Assister aux soins d'urgence est bénéfique pour les proches d'un malade

Par La rédaction

Lorsque des enfants ou des adultes subissent des actes médicaux lourds, la présence des proches est plutôt positive. Et elle ne change rien à la qualité des soins, selon une étude française.

CHAMUSSY/SIPA

Que faire quand votre proche, hospitalisé, entre en service de réanimation parce que son état se dégrade rapidement… Sortir ? Ou rester avec lui, avec elle, et assister aux actes techniques impressionnants comme l’intubation… « C’est aussi un vrai problème pour les médecins, surtout les urgentistes, explique le Pr Frédéric Adnet, responsable du service d’urgence et du SAMU de l’hôpital Avicenne à Bobigny (Seine-Saint-Denis). Il existe des recommandations médicales internationales plutôt favorables à la présence d’un membre mais elles font encore débat parmi les soignants. N’est-ce pas traumatisant pour la personne qui assiste à ces soins ? Est-ce que ça ne perturbe pas la qualité des soins ? »
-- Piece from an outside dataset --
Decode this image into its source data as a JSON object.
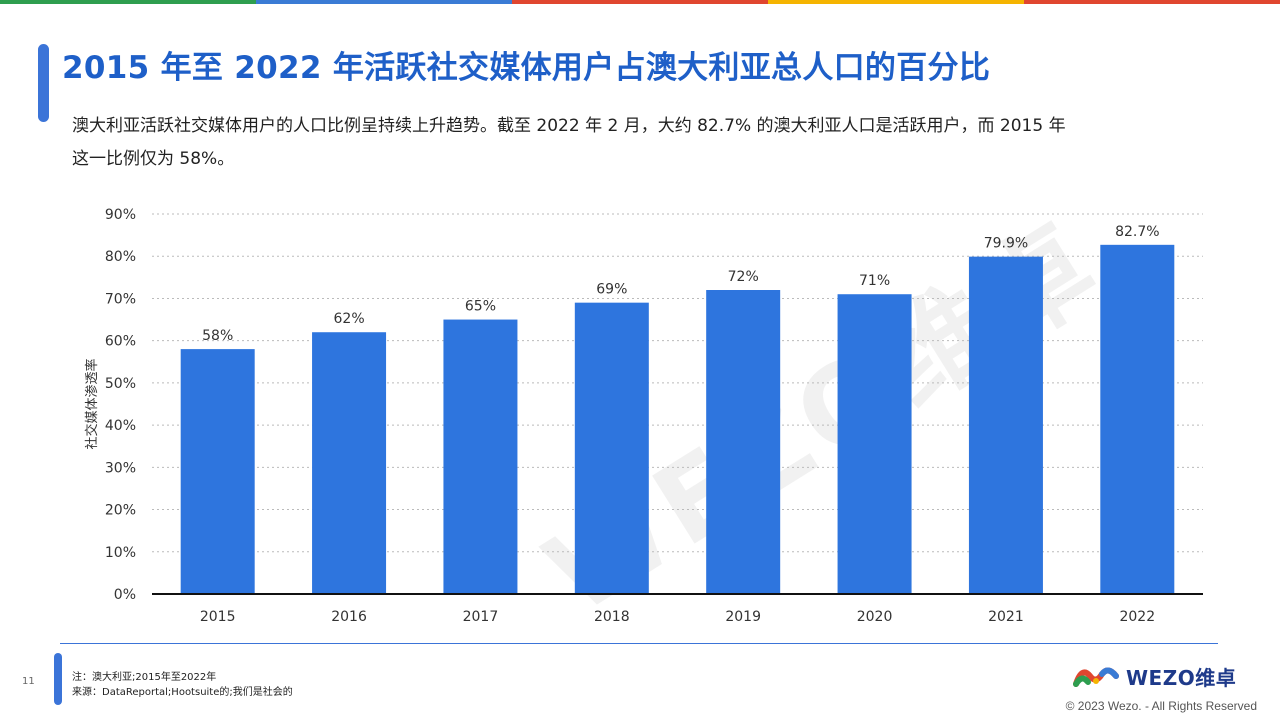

Pour en savoir plus, l’équipe du professeur Adnet a coordonné une étude en France autour de l’arrêt cardiaque. Quinze unités de réanimation pré-hospitalière du SAMU ont participé, et ont été réparties au hasard en deux groupes. Dans un premier groupe, un membre de l’équipe demandait systématiquement au parent le plus proche présent au moment de l’arrêt cardiaque s’il souhaitait assister à la réanimation cardio-plumonaire. Dans le second groupe, si la possibilité d’assister aux soins était possible, elle n’était pas explicitement proposée. En tout, 540 cas d’arrêt cardiaque ont été étudiés.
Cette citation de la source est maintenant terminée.